Do not validate email addresses with a regex (unless it's the full regex, as you point out).
Do not parse HTML with a regex. HTML is surprisingly complex.
Do not validate a date with a regex. All these regex I see that try to compute the number of days of february based on the year number just have me going "WTF!".
These are NOT regex tasks. These are dedicated tool tasks.
And yet, "regexlib" is full of them. And full of "it", if you know what I mean.
Randal...
I hear your pain. As the lead developer of RegExLib I also see the problems that you are mentioning and, presently we haven't really provided a good enough toolset for the newbies to really help themselves properly. Should the newbies be randomly using regex's that they find on the site... dunno? That's for another argument.
We implemented the rating and comment system in the middle of last year to try and give some indication about the value of individual patterns - so I'm extremely grateful that dilligent members of the community such as yourself are helping out by casting your votes. We also implement an Rss feed for the comments so that comments such as yours are given public visibility - http://www.regexlib.com/RssComments.aspx
It's a hard battle to win as RegExLib continues to grow and, as of today contains nearly 1000 expressions. There's good news though. Over the past couple of months there's been a lot of effort put into helping solve these problems and, to that effect, users of the site will see a vastly improved set of tools to help deal with some of the problems that you've mentioned.

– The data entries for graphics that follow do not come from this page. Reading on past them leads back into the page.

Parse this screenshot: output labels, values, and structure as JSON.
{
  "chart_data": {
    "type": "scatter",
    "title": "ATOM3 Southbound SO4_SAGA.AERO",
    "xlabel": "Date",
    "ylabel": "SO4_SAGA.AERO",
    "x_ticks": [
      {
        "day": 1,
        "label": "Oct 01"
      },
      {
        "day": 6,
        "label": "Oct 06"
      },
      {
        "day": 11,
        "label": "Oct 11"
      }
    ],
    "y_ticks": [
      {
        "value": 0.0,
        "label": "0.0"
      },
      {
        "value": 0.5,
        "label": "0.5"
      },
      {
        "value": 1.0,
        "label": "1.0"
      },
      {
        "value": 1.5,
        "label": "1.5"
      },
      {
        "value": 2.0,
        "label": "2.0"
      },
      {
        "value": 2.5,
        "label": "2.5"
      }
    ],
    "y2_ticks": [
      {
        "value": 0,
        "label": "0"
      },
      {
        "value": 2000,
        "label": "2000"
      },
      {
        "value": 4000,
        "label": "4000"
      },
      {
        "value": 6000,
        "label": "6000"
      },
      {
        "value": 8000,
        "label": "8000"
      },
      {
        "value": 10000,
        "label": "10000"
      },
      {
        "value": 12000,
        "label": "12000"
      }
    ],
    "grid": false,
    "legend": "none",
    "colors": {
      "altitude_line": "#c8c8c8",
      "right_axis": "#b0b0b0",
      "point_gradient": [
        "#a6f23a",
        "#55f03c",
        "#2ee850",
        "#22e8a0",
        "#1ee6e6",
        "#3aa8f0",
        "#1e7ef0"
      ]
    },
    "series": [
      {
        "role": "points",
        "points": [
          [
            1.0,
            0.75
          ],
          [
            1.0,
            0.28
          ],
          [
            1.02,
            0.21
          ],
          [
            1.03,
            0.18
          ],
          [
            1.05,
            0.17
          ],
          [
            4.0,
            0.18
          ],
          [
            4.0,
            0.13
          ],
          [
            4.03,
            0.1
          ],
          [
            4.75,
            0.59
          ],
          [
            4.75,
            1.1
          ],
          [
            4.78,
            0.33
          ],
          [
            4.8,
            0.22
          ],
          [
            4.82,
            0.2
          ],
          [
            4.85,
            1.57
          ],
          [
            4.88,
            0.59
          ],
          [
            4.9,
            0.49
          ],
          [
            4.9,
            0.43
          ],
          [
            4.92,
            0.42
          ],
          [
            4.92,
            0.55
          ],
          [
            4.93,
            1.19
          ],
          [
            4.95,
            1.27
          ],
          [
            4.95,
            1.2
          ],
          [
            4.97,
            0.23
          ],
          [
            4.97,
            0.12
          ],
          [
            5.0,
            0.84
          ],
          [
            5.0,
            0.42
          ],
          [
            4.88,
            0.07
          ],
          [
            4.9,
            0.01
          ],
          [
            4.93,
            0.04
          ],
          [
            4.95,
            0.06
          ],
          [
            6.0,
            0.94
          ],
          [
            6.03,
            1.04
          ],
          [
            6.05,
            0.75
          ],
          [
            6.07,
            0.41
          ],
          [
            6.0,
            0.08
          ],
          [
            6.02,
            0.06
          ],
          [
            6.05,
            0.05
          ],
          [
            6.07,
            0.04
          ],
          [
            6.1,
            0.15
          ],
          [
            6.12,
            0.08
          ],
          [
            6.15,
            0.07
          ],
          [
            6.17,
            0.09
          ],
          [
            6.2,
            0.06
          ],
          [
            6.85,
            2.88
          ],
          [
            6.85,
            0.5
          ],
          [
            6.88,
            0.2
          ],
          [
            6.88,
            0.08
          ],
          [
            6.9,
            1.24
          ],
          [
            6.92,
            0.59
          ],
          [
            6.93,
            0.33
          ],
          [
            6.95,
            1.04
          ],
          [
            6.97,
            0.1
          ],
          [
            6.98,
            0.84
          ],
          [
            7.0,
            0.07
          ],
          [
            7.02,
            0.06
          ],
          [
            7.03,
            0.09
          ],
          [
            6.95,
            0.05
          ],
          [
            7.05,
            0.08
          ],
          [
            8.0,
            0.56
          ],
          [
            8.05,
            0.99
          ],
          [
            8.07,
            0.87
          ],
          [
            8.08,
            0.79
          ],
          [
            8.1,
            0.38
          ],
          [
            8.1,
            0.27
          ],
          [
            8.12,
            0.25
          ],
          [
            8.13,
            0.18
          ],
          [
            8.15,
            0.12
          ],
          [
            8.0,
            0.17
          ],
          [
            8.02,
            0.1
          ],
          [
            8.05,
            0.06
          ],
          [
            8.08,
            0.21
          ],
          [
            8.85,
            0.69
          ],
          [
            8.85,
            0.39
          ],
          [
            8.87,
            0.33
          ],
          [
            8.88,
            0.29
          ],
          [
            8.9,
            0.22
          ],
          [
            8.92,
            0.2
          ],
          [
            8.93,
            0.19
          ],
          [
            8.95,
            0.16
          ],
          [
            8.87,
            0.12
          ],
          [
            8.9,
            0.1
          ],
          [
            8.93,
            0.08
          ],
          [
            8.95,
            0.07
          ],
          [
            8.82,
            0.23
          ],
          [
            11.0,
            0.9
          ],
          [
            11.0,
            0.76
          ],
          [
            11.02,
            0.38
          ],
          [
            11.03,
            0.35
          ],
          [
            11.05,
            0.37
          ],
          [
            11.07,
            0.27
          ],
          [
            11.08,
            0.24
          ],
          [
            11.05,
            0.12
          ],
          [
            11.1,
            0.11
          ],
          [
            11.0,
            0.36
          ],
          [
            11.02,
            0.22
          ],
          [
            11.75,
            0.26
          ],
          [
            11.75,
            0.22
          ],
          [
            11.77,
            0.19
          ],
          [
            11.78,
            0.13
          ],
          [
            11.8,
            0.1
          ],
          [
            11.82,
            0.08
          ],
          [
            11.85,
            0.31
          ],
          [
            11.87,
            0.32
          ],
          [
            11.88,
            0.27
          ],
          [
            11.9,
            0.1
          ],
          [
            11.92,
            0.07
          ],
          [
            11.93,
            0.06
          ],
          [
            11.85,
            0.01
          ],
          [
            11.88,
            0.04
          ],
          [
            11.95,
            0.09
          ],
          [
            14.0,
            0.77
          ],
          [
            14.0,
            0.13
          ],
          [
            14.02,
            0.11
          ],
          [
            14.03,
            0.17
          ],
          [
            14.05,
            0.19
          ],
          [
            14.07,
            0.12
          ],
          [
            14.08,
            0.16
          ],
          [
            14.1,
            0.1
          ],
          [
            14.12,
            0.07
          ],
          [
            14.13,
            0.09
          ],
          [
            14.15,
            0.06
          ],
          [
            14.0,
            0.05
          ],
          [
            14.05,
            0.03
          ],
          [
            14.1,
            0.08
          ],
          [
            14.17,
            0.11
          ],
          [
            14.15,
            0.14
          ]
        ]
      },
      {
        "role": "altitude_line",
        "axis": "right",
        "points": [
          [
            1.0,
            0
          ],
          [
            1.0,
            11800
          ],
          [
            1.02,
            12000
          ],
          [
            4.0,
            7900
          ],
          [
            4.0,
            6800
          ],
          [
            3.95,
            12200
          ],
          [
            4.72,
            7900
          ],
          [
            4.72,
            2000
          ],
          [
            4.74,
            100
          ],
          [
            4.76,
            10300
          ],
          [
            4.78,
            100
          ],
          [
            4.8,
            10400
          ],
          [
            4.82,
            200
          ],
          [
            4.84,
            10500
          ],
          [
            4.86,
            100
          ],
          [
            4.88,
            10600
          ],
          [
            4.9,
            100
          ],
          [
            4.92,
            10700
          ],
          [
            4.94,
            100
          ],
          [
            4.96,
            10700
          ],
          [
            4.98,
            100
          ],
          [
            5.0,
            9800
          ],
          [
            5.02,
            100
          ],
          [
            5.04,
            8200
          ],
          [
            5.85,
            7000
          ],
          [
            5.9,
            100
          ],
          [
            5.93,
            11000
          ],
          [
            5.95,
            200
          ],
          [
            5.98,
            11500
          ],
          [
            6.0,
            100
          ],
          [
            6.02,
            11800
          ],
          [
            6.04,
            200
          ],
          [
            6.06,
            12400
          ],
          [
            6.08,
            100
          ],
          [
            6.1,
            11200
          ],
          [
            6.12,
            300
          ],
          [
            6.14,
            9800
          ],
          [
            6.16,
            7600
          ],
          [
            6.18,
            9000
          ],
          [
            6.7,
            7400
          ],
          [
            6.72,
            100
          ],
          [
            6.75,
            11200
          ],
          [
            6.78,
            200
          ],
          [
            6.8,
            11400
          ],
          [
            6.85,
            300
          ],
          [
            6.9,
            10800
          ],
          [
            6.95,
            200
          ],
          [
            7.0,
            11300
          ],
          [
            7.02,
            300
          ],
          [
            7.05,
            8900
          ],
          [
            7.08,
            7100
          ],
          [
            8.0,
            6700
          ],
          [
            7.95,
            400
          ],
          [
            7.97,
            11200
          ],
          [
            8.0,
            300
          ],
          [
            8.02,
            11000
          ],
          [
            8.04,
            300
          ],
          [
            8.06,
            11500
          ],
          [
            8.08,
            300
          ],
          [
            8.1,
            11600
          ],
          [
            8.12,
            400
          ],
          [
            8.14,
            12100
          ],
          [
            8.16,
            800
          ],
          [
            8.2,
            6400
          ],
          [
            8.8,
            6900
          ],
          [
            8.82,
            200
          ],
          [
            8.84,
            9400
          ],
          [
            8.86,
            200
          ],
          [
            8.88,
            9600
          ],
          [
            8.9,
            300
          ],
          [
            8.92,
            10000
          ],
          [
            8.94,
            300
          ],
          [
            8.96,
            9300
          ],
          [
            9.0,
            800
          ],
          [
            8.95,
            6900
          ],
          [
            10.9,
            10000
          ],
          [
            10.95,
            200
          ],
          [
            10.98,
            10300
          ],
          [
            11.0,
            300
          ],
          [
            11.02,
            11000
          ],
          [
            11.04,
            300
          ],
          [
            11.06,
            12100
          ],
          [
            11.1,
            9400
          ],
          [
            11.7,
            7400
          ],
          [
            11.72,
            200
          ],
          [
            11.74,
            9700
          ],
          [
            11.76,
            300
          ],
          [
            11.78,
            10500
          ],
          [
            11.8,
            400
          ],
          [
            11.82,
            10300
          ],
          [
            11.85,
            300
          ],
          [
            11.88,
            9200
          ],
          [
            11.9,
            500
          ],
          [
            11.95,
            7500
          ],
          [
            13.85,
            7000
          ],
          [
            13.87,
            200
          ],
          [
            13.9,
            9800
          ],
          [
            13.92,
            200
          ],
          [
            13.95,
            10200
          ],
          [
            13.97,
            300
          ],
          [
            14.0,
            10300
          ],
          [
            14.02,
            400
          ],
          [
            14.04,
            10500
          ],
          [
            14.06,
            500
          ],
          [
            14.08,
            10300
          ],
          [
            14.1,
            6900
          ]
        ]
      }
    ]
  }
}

To give you a quick example, one of the new features will provide users with a shortcut way of finding useful AND ACCURATE expressions by offering a box which says: "Enter N examples of what you want to match and N that you shouldn't and we'll provide you with a list of patterns which that match your requirements". This will help to remove the hit and miss element of a NOOB scanning through 1000 patterns to find the veritable needle in the haystack.
The tools that allow users to manage their expressions is also getting an improvement so hopefully pattern authors might be more responsive in adjusting their patterns based on feedback received.
I hope that, once you see the new features for yourself you will agree with me that RegExLib is a much more valuable resource than it is today.